Two weeks after that, Mr Parker was replaced in the chairman post by Clive Whiley. Reports suggested Mr Whiley had been a key player in pulling together a rescue deal and forming the restructuring plans.
It is thought that David Wood, the former Tesco executive who had replaced Mr Newton-Woods, will shift to another position with the group, although it was not clear what this role would be this evening.
The latest change at the top, first reported by Sky News, will be revealed alongside details of Mothercare’s substantial restructuring, which it is undertaking in a bid to avoid becoming the latest high street name to collapse into administration.

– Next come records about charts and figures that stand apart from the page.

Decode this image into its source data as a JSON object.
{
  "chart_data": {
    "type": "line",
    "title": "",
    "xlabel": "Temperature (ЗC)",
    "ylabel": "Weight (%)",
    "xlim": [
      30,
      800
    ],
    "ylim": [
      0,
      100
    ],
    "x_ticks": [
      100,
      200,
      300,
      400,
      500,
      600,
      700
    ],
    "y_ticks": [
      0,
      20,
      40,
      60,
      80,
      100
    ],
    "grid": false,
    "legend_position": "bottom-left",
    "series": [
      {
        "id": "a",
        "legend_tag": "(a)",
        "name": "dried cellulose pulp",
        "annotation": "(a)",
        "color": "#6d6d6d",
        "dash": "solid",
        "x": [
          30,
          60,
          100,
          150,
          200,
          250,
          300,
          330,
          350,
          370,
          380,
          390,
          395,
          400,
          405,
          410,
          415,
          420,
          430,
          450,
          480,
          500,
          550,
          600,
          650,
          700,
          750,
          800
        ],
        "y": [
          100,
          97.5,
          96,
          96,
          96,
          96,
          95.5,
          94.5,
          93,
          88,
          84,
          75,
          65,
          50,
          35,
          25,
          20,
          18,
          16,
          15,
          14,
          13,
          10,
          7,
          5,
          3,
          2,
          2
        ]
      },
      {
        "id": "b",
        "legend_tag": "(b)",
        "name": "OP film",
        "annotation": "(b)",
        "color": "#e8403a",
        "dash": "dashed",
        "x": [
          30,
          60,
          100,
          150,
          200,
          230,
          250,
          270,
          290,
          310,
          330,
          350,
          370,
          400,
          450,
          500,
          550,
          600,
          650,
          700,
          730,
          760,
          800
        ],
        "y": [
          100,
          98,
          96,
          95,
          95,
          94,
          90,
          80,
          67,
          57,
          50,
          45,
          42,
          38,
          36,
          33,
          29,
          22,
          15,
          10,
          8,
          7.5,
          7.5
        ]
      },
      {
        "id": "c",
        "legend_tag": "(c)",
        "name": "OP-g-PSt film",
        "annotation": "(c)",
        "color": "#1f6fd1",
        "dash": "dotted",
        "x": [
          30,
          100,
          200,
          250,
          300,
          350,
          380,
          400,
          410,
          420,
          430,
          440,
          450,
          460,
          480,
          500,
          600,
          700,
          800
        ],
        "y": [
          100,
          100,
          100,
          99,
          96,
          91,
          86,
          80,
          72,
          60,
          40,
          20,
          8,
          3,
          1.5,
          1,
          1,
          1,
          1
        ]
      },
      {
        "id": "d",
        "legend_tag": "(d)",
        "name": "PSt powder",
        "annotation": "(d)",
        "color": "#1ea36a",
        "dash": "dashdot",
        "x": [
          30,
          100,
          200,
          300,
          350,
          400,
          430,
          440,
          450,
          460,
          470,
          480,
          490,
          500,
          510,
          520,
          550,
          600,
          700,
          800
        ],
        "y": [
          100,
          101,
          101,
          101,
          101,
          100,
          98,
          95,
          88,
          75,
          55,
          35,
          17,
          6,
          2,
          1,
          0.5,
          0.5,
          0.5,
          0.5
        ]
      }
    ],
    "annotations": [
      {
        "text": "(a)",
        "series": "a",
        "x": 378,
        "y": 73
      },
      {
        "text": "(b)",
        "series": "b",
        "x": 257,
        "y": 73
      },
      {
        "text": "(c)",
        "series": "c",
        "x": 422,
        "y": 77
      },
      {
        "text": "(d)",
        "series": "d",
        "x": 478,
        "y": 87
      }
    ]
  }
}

It is expected tomorrow to announce the closure of 50 stores, as part of a company voluntary arrangement (CVA), an insolvency process which allows companies to drive down rents at certain stores and shut underperforming sites.
The shuttering of those stores could trigger hundreds of job losses, adding to the growing number of retail positions to be slashed this year. Poundworld and House of Fraser are also currently in the middle of CVAs, while stalwarts such as Toys R Us have disappeared from the high street.
Mothercare confirmed a Sunday Telegraph report earlier this week that it would be tapping shareholders for cash as part of the measures.
It has also been also working with Rothschild, the investment bank, to explore other financing options, and KPMG has been in talks over its existing debt with HSBC and Barclays.